Learning objectives:
1. You can describe the difference between linear and (binary) logistic regression.
2. You understand why a linear regression cannot be used on a binary outcome.
3. You understand and can explain the difference between probability, odds and odds ratios.
4. You are able to interpret odds ratios.
Linear vs logistic regression
Recap linear regression
The idea in a linear regression is that we are trying to predict the value of a continuous outcome. For
example predict hight, symptom of depressions. We have 1 outcome variable that is measured on a
continuous scale. In a linear regression we are trying to predict the score on this continuous variable
using 1 or more predicter variables. These can be continuous (bijv. Age) or categorical (gender,
education level). Technically when u run a LRA when u have categorical variables u need to include
them as dummy variables. We can use a LR to answer the general research question and that is: if a
set of predicters or of this specific predicter can be use to predict the score of a continuous outcome
variable. See example for a more concrete example.

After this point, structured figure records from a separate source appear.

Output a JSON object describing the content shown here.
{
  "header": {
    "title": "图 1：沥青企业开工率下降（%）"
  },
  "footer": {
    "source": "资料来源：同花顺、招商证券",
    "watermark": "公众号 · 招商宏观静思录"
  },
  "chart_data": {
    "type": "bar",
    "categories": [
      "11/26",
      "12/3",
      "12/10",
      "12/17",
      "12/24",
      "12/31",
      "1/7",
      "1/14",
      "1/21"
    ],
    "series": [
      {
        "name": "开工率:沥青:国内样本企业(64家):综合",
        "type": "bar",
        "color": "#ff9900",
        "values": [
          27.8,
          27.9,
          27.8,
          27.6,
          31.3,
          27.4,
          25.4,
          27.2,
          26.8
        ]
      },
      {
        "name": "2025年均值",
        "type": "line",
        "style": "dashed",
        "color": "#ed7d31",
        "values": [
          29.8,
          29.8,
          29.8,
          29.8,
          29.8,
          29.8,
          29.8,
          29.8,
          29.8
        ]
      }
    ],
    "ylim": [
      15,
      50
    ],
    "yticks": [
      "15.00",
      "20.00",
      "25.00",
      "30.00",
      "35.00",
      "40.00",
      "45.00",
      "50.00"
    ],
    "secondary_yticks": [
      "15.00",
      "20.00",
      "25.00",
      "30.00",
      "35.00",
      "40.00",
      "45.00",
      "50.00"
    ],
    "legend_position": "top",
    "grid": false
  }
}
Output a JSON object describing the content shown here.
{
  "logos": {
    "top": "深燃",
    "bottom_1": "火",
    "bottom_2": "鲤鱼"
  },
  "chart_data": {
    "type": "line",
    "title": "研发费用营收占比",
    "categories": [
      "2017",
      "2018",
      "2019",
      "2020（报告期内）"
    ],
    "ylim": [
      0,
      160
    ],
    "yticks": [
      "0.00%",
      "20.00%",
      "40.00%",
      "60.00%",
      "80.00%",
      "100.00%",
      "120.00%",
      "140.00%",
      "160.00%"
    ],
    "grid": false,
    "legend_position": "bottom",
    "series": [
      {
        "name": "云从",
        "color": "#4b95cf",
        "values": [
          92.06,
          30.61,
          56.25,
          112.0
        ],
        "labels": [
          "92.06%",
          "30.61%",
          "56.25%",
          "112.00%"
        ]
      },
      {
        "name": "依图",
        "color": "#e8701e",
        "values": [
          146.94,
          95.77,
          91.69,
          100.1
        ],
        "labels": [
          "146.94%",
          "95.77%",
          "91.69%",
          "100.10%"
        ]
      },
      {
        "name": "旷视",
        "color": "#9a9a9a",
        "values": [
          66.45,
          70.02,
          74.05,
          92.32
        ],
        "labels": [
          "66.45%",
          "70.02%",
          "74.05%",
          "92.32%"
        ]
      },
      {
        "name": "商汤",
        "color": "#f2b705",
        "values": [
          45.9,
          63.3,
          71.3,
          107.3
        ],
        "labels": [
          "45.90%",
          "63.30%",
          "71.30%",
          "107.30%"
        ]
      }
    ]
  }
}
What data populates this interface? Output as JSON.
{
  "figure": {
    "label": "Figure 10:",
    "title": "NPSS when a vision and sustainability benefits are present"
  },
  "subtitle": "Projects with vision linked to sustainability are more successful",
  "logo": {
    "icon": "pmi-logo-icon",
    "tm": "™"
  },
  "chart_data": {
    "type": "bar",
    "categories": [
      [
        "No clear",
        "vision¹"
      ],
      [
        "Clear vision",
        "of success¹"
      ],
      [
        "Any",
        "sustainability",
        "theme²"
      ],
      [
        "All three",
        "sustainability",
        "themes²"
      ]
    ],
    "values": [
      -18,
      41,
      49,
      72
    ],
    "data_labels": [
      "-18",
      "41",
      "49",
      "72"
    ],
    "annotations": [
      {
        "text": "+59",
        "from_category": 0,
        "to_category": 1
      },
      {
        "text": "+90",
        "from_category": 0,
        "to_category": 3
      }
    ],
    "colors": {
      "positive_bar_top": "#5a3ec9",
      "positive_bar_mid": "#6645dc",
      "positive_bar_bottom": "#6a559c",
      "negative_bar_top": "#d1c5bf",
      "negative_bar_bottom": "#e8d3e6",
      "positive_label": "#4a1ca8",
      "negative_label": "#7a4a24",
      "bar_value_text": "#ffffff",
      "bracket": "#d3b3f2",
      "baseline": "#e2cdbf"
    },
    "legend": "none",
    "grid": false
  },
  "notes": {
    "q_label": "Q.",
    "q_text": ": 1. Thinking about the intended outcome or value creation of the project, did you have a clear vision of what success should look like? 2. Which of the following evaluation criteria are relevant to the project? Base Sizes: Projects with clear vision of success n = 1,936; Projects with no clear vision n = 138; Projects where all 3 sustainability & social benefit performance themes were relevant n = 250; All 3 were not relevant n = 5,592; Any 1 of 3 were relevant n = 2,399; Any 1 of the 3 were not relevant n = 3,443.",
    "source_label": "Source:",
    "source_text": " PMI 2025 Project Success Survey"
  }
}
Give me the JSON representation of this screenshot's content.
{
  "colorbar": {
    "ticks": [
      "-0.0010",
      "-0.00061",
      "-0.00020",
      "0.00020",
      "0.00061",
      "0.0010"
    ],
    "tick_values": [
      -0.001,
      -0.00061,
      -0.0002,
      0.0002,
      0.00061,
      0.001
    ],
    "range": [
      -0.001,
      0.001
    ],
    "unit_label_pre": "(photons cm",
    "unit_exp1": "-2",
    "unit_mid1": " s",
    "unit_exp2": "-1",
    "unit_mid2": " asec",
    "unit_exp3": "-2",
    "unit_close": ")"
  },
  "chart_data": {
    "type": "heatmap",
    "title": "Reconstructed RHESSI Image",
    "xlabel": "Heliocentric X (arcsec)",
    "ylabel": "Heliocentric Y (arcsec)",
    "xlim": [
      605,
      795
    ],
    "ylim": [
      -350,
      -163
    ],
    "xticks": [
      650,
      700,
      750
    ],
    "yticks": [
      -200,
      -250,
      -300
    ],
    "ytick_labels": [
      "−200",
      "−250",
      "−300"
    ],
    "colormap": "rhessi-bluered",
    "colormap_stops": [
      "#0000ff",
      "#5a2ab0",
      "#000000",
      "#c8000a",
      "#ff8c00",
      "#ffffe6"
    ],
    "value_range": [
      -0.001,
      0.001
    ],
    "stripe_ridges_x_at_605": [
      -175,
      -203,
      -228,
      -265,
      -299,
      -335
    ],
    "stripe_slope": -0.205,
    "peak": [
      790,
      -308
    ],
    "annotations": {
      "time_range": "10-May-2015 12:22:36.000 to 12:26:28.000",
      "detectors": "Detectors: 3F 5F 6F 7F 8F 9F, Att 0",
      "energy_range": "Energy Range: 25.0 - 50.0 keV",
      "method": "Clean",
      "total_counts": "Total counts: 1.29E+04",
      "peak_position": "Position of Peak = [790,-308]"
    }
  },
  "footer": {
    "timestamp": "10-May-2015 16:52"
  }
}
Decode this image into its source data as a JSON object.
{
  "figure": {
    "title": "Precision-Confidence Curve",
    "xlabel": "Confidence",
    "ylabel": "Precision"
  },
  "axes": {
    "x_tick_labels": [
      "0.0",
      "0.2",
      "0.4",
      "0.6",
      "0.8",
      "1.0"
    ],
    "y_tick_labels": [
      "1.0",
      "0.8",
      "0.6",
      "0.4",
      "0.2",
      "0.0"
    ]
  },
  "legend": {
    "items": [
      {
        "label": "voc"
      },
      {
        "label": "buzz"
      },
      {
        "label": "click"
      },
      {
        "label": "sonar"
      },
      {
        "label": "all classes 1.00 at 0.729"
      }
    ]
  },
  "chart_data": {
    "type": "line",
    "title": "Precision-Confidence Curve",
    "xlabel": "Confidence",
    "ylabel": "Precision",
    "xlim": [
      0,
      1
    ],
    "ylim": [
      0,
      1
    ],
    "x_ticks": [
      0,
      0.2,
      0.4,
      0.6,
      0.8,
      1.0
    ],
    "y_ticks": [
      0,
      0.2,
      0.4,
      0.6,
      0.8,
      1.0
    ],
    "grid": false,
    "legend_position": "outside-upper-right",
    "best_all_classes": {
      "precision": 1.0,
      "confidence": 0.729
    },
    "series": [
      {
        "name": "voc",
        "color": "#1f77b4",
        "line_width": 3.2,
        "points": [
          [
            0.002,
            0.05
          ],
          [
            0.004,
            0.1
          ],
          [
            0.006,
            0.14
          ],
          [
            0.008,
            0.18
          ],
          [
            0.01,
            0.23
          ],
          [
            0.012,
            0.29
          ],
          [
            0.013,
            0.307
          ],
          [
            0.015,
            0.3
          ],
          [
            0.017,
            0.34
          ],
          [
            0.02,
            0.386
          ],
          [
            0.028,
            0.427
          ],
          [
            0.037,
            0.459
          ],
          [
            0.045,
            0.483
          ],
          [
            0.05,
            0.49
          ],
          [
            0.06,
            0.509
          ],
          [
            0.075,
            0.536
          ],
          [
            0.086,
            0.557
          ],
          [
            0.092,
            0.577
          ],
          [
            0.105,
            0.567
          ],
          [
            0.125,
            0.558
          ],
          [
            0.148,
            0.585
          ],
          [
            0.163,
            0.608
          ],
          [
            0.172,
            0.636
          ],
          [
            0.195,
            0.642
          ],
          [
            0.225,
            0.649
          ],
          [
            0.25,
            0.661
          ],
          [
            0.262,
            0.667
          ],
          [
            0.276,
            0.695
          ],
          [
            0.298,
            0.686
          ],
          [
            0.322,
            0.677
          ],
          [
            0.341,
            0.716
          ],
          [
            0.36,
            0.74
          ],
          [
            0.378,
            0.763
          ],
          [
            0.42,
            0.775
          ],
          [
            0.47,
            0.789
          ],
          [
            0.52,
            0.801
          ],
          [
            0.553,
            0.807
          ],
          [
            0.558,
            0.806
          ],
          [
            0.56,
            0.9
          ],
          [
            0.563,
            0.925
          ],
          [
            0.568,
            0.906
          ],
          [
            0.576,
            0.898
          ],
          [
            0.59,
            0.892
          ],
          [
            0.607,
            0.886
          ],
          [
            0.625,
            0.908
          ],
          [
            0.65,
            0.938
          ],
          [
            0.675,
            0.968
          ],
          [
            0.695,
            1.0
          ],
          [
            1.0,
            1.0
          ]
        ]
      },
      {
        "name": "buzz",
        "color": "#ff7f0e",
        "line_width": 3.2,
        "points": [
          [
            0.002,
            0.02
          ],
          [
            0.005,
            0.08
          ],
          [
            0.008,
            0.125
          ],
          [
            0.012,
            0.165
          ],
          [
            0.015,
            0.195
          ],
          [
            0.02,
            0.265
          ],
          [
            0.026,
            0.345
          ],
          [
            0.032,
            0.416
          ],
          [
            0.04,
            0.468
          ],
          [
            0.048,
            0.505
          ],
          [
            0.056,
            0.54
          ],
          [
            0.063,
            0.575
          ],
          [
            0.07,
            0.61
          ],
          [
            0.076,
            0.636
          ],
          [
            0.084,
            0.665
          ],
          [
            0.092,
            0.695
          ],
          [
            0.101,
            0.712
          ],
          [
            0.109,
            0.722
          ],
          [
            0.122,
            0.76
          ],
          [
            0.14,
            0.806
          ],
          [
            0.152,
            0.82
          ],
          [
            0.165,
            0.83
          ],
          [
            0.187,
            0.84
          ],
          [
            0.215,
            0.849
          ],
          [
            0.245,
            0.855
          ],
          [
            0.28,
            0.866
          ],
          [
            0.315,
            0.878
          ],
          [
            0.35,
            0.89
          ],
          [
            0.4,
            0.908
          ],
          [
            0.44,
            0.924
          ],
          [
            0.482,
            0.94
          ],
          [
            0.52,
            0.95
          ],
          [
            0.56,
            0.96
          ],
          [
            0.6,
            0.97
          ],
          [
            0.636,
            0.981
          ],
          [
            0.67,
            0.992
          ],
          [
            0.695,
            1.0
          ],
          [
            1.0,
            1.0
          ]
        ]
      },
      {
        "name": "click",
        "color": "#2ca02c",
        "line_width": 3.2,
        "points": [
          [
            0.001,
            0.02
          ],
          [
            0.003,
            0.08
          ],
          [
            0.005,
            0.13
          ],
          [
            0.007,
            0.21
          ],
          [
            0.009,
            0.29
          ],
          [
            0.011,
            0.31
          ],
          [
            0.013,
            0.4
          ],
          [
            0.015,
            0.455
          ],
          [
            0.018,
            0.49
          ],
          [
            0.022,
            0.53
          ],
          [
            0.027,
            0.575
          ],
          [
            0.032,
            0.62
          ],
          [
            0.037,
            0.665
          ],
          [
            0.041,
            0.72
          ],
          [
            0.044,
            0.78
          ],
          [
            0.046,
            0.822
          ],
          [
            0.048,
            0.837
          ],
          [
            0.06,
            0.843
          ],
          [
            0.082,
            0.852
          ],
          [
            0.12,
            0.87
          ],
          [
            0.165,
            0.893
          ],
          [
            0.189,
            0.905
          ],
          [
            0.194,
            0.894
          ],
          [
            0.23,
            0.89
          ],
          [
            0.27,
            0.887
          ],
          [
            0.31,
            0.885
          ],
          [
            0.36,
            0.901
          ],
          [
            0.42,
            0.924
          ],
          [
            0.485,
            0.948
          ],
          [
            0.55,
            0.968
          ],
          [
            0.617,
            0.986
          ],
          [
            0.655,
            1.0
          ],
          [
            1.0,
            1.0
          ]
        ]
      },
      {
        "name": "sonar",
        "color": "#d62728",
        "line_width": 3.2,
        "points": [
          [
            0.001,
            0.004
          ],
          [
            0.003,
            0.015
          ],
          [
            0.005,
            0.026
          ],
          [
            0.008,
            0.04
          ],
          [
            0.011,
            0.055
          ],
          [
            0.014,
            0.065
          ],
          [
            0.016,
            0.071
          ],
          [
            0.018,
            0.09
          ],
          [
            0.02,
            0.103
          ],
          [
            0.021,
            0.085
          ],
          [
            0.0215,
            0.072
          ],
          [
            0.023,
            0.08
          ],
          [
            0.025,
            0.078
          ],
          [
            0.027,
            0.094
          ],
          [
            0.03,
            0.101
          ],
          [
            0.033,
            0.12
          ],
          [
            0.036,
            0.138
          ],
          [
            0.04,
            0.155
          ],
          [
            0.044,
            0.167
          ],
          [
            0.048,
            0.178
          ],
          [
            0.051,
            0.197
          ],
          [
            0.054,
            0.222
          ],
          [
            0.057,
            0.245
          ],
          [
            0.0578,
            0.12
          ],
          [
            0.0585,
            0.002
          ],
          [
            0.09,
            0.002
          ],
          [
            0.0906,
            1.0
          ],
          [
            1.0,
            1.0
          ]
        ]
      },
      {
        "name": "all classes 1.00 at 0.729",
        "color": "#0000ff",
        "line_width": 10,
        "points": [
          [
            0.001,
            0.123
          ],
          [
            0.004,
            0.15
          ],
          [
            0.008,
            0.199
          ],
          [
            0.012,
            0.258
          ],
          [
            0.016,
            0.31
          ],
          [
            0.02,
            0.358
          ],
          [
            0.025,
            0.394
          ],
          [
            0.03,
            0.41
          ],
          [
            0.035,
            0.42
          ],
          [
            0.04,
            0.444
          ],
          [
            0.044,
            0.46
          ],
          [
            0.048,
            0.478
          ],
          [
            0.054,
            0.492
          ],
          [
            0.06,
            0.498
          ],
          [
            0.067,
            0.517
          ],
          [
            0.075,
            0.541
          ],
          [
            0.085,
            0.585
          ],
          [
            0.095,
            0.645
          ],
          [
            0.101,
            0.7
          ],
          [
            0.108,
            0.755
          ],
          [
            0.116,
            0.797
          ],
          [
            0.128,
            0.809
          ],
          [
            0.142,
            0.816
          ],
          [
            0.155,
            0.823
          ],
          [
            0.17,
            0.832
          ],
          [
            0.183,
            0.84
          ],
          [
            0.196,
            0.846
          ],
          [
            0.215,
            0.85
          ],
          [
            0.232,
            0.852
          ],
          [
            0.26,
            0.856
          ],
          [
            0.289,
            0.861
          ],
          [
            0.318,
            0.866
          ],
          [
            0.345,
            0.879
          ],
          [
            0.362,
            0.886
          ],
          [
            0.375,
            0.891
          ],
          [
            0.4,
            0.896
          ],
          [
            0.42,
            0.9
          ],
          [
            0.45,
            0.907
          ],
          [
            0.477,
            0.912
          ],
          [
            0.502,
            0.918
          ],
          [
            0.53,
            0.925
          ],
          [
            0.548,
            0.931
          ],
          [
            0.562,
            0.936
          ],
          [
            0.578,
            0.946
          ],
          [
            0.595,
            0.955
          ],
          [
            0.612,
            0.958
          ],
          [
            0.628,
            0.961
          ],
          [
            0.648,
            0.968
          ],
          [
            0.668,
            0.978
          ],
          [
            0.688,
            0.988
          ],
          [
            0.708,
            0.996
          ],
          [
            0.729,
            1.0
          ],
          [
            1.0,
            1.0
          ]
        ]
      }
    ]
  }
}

In a LR we try to model a line that u can see in the image below. So we try to model a linear
regression line. The dots are the data points that we have collect. And we try to model the line
through the datapoints that we have collected. We try to model the line using the linear regression
model (the formula).
, What do the different parts of the linear regression equation stand for?
Y= outcome or the level of our outcome that we trying to predict using the model
B0= intercept. The level of the outcome that we expect for people who score 0 on all the predictors
that we include.
B1= coefficient, represents the relation between a particularly predicter and an outcome variable. It
tells something about how much the outcome change if there is a change in the associate predicter.
X1= predicter or the value of the predicter
ei= error term that we attempt to include
so we know that we can use this type of model to predict a value on a continuous variable. But there
are also situations that we want to predict a dichotomous or binary variable. Then we cannot use this
model. That is where logistic regression comes in.
dichotomous dependent variables
there might be situation where we might do not want to predict a value or continuous variable or
maybe we are interested in a dichotomous (binary) variable instead. This means that we are trying to
predict whether or not a specific event is happening. In clinical psychology this means that we are
interested in whether someone develop a psychological disorder or not. It is quite a broad spectrum
of questions that we can answer if we have a dichotomous (or binary) variable.
The problem is that when the variable that we are trying to predict is a dichotomous variable we can
not use the linear regression model that we saw before. We will use a logistic regression instead.